I was kind of in a haze for most of the day. I went to group therapy. I tried to pick other patients brains on coping stuff but they all told me things I already tried. It was worth a shot. Then my team called me from group so we met. The social worker wanted to know more about my suicidal urges and I told her pain exacerbates it. The doc didn’t say too much. Just went over the med changes the covering doc did yesterday. He wanted a tentative discharge date so we are shooting for Thursday. I’m kind of mixed on it because I fear I will be more apt to buy my new method while in a flare than not. Doesn’t mean I’ll act on it but I could. I keep fantasizing my death, though. Been doing it for months so I don’t think more time in the hospital will change that.

I put in a request for an appt at another therapy center. I’m waiting to hear back from them. I’d like to see if I can find another therapist. I really don’t think it is going to work out with the guy I am seeing now. He is just annoying me more than helping me.

I am feeling kind of dizzy after I had my dinner. The contact person thinks it’s because I didn’t drink enough today. I hope it’s not a withdrawal from my other antipsychotic. That would suck. They stopped it as of last night. Other than that, i have no idea why I could be dizzy.

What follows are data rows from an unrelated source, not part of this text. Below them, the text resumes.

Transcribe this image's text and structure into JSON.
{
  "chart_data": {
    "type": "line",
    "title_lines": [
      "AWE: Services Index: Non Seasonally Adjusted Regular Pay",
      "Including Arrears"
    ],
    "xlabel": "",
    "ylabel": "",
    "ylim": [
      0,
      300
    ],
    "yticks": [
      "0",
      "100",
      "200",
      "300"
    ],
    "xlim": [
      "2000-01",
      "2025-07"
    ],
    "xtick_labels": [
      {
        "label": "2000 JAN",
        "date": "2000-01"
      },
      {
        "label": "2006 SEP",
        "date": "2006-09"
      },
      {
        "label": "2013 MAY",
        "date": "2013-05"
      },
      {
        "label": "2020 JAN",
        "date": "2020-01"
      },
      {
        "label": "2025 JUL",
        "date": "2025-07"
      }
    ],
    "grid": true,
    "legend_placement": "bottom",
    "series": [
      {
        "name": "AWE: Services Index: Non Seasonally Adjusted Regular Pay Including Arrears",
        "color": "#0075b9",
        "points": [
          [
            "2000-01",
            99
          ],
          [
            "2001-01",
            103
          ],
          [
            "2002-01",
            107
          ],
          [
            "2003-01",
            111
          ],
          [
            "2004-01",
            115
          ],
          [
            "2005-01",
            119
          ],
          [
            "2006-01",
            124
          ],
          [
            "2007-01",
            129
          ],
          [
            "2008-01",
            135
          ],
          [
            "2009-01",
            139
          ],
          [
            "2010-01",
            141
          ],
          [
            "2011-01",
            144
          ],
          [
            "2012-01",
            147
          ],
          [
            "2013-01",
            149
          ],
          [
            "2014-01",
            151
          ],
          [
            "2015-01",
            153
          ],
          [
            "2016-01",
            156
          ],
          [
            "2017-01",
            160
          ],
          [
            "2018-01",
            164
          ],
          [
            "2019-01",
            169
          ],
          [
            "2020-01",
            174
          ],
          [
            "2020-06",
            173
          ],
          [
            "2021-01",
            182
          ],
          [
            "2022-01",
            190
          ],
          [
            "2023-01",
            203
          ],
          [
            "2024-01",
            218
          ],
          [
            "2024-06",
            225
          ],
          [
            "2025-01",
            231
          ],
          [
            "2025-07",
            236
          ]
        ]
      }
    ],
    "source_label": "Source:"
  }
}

I talked to my mom tonight. We talked in general terms like we always do. She wanted to know if the docs here are helping with my pain. I told her no one knows my condition as I’ve had to explain it to practically everyone. No one gets CRPS. She asked why and I told her it was a psych unit not a medical one. She doesn’t understand the difference. 

I’m hoping the storms don’t kill me tonight. My pain has been up and down all day. It’s really muggy outside and it is stuffy on the unit. It just started raining now. Hope it cools off some.